SERP (Search Engine Results Page)
The page displayed by a search engine in response to a query. In the context of AI visibility, SERPs are evolving to include AI-generated summaries (such as Google AI Overviews) alongside or above traditional organic results. Strong SERP performance remains foundational for AI visibility because many AI platforms (Perplexity, Copilot, Google AI Overviews) draw from search index data.
Share of Voice
A metric measuring how much of the AI-generated conversation about a topic or category includes your brand compared to competitors. Share of voice in AI platforms is calculated by tracking a set of relevant prompts over time and measuring the proportion of responses that mention or cite your brand versus competitors. It is a relative measure of competitive visibility.
T
Third-Party Effect
The phenomenon where your brand's visibility in AI responses is heavily influenced by what third-party sources (review sites, industry publications, Wikipedia, forums) say about you, rather than just your own website content. AI models give significant weight to consensus across independent sources when deciding whether and how to mention a brand. Building a strong third-party presence is one of the most effective GEO strategies.
Topical Authority
The depth and breadth of a website's content coverage on a specific subject area. AI platforms are more likely to cite sources that demonstrate comprehensive expertise on a topic through multiple interlinked pieces of content (sometimes called a content cluster or topical cluster). Building topical authority means publishing not just one article on a subject, but a network of related content covering the topic from multiple angles.
Training Data
The large corpus of text, code, and other content used to train a large language model before deployment.
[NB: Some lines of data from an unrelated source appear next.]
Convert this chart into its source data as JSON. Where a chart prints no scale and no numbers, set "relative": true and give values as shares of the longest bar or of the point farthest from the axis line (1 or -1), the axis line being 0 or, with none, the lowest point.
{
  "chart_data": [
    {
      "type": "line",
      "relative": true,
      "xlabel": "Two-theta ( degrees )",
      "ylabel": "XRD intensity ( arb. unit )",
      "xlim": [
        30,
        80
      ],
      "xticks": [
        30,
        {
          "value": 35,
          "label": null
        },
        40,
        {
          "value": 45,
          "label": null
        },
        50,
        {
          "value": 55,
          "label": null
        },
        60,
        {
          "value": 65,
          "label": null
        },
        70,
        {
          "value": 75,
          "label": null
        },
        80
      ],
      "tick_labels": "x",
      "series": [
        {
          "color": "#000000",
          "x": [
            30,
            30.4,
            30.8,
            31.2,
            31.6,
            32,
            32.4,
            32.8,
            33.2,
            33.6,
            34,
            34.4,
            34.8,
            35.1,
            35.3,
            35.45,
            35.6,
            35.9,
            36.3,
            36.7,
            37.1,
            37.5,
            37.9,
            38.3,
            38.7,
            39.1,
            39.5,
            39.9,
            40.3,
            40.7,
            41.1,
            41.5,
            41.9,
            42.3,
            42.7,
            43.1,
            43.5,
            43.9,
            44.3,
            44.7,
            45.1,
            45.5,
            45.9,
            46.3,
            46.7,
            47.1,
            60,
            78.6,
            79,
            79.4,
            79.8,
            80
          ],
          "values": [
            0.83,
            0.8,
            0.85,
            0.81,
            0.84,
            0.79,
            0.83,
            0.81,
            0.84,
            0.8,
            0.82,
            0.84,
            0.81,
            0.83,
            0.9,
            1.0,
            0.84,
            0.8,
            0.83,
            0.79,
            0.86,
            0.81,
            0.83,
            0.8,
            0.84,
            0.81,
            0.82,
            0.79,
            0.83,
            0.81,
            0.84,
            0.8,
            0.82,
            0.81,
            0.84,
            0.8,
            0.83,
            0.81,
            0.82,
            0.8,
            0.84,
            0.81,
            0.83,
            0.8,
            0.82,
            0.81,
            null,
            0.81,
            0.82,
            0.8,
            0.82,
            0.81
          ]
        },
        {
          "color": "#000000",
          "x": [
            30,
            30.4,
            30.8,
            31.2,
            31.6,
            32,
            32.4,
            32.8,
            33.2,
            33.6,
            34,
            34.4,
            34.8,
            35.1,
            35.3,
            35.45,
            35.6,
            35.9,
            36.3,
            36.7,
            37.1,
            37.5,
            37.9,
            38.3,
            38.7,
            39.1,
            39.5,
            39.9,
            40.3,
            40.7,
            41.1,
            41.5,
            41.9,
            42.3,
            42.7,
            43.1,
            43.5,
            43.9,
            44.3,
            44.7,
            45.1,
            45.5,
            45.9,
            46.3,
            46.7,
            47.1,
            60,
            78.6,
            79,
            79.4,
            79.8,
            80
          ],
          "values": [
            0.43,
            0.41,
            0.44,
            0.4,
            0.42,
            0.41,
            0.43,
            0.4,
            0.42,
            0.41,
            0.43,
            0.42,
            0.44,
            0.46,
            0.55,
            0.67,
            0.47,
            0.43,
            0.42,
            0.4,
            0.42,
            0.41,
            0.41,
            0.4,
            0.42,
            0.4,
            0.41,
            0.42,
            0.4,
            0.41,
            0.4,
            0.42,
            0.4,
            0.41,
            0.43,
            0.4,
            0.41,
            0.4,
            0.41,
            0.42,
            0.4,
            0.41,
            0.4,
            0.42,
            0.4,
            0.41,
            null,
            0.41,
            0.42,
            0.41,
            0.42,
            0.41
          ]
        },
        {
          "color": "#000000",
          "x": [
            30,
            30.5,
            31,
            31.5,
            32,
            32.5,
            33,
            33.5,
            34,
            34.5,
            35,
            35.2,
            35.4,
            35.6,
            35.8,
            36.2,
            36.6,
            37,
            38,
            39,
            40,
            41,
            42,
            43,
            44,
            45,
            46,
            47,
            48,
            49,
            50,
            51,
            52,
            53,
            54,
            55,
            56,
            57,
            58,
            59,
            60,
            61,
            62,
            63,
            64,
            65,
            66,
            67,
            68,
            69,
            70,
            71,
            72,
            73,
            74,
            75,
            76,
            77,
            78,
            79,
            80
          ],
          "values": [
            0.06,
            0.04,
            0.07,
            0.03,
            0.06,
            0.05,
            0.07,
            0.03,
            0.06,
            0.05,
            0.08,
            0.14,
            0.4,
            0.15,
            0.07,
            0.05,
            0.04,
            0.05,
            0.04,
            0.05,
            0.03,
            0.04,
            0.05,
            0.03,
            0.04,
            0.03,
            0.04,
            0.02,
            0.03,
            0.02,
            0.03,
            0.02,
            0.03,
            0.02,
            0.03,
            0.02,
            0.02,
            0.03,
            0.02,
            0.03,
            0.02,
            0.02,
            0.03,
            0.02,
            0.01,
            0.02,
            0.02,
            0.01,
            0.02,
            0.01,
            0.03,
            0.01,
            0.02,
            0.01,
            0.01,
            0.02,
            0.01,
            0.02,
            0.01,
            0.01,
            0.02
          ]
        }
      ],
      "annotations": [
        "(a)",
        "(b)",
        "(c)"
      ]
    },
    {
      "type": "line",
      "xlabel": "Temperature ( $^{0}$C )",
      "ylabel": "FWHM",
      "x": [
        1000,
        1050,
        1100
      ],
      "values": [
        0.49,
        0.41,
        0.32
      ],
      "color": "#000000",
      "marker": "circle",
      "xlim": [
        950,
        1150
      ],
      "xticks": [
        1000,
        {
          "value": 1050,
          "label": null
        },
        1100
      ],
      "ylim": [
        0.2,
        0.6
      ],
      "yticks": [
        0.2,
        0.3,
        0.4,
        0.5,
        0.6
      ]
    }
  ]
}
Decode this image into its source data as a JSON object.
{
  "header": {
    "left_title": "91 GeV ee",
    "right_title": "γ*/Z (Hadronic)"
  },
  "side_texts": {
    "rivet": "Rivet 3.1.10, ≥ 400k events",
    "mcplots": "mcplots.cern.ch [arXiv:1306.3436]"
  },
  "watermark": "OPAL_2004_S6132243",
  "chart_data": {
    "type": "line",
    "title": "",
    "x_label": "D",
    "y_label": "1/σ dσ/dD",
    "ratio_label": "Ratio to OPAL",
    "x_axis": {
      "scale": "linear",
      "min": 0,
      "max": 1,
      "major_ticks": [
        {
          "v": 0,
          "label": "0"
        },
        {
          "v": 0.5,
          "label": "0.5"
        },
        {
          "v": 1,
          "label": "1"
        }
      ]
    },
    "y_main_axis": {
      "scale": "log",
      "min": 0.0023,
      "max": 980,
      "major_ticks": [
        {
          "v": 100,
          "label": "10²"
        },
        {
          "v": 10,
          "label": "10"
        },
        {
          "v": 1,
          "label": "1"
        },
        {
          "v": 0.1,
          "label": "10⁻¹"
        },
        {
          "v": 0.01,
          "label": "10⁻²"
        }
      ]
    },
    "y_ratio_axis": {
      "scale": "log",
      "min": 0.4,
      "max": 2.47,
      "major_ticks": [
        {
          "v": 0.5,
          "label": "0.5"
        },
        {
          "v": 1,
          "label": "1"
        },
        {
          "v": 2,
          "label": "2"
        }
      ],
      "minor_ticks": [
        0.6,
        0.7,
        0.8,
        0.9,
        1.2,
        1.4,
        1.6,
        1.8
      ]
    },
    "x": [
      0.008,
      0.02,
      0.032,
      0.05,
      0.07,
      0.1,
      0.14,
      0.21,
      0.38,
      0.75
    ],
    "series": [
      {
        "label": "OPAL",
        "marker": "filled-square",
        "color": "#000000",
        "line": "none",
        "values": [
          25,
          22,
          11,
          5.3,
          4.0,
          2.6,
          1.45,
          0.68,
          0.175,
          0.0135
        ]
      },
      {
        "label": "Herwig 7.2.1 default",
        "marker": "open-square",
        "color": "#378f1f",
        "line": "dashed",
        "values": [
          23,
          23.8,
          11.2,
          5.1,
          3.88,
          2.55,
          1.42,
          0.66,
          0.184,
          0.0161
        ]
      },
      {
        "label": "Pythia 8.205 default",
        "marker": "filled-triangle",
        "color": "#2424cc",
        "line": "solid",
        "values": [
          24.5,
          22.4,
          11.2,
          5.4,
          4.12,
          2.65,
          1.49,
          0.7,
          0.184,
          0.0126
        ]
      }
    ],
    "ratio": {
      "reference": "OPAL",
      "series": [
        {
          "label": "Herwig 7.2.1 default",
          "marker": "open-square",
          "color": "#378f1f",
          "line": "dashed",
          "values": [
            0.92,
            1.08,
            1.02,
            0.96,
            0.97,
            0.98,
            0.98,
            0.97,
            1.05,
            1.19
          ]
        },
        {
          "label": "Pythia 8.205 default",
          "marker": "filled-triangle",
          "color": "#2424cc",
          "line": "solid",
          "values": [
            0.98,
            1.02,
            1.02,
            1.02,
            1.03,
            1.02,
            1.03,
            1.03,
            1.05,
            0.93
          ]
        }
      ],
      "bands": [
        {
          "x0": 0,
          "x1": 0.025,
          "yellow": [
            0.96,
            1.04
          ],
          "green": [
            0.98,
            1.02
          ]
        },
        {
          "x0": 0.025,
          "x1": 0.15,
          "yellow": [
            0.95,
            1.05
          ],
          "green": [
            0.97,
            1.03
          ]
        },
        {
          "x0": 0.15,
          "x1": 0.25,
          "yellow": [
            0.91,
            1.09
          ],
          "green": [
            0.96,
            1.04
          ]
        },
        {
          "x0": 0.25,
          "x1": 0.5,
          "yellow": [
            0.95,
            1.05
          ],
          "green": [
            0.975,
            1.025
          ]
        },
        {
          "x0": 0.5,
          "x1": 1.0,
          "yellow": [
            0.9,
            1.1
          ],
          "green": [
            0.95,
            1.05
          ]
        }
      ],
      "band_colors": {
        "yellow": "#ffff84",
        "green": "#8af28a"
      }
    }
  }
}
Content that appears in an AI model's training data can influence the model's responses even without real-time retrieval. Training data has a cutoff date, after which new content is only accessible to models that use live retrieval capabilities.
Z
Zero-Click Search
A search query where the user gets their answer directly on the results page without clicking through to any website. AI Overviews and featured snippets are the primary drivers of zero-click searches. For brands, zero-click searches mean that being mentioned in the AI-generated summary is the only visibility opportunity, since many users never scroll past it to the organic results below.